Hengoed Farm is an early 15th Century Cruck Hall House of classic plan and construction.
It has been dendrochronologically dated as having been constructed between 1438 and 1447. Records indicate that the site has been occupied as residence since at least the early 14th century.
The Medieval Hall was only discovered to be such in 2005, when it was visited and assessed by the Royal Commission for Ancient and Historic monuments in Wales. For over one hundred years it had been (and still is )used as an agricultural building, the main residence having shifted across the farmyard quadrangle to the site of the present farm house. The significance of the building lies in its internal timber framed structure, which is remarkably complete. It forms part of a quartet of original stone farm buildings comprising the cart (or coach house )/shippon/pig sty – now the holiday Cottage – a Bakery/Brew-house and hen house (now a wood and feed store).

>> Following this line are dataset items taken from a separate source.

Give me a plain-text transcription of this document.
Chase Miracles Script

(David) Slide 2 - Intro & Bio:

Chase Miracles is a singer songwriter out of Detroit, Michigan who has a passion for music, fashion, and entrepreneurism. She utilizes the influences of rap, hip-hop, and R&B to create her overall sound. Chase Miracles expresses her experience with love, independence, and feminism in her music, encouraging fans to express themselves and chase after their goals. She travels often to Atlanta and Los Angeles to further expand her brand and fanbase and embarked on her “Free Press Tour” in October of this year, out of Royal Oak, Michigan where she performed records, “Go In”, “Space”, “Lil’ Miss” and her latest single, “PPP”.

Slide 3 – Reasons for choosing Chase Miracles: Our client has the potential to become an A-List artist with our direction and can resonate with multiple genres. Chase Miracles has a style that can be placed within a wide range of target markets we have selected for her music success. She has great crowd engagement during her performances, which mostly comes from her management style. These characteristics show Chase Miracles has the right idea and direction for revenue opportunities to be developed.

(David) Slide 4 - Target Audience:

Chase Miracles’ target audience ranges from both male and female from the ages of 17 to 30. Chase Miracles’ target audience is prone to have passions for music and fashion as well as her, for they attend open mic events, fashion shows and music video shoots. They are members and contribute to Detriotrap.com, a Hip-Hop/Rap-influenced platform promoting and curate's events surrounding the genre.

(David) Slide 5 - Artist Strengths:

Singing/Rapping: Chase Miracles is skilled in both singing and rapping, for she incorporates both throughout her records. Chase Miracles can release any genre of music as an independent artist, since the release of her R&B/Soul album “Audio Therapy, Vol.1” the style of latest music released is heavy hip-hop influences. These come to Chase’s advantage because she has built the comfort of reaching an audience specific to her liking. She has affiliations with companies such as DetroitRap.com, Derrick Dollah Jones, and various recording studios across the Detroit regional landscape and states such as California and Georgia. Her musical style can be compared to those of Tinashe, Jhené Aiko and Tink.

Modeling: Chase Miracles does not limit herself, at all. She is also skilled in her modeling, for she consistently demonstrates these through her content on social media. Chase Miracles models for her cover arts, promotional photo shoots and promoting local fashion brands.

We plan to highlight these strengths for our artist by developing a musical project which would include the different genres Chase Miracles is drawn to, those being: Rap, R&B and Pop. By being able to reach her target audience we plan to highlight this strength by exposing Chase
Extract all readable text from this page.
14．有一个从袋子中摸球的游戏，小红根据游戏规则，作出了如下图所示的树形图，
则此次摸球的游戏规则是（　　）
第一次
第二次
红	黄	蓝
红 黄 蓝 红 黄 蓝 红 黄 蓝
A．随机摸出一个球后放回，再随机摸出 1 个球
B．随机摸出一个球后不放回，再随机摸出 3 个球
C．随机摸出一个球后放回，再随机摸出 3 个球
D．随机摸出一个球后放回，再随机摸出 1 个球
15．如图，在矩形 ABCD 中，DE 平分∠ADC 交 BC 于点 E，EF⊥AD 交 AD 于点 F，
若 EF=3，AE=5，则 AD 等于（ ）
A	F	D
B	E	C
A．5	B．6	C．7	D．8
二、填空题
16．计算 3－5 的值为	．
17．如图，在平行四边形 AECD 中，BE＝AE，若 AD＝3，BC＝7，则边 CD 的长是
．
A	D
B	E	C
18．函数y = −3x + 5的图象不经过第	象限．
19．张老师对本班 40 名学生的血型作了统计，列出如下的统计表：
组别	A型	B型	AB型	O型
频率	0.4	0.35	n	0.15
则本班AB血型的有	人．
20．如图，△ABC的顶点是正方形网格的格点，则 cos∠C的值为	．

The present Hall-House was constructed in the period of relative prosperity which followed the conclusion of Owain Glyndwr’s rebellion. It is one of the oldest timber-framed buildings in Wales, and compliments Nantclwyd y dre in Ruthin built around the same time.
And of course Owain Glyndwr’s rebellion against the English Crown started in Ruthin, which was razed by his forces then rebuilt in the early 1400’s after the rebellion’s conclusion, leaving us with a fine legacy of medieval architecture.
“Hengoed” has the classic three unit plan described by Peter Smith in Houses of the Welsh Countryside (RCAHMW 1988 ch. 4 published HMSO). A central open Hall of 2 bays is set between storeyed upper (parlour) and lower (service) ends.
The timber framework of the building retains the full compliment of 5 cruck trusses defining the 4 bays of the Hall-House. The dimensions of the Hall are impressive, particularly the massive arch-braced central truss. A significant feature is the sheer size of the timbers used to construct all 5 Cruck trusses, as well as the quality of the carpentry employed ( per Richard Suggett RCAHMW). In addition to an original wall plate, some purlins and windbraces, and the floor and wall plates under one wall have survived, as have the original padstones upon which the Cruck Trusses were set.
It was due to the fact that the use of the building changed from dwelling to agriculture in the 19th Century that so much of the internal structure has survived intact.
This is an important building representing the hey day of Cruck construction in medieval Wales. The Oak timbers used in the construction of the Cruck trusses were far larger than was usually the case, being 500 years old at felling, and making the timber at the time of construction the oldest recorded in any building in the British Isles ( per Richard Suggett RCAHMW and Welsh Dendrochronological Project Phase Nine).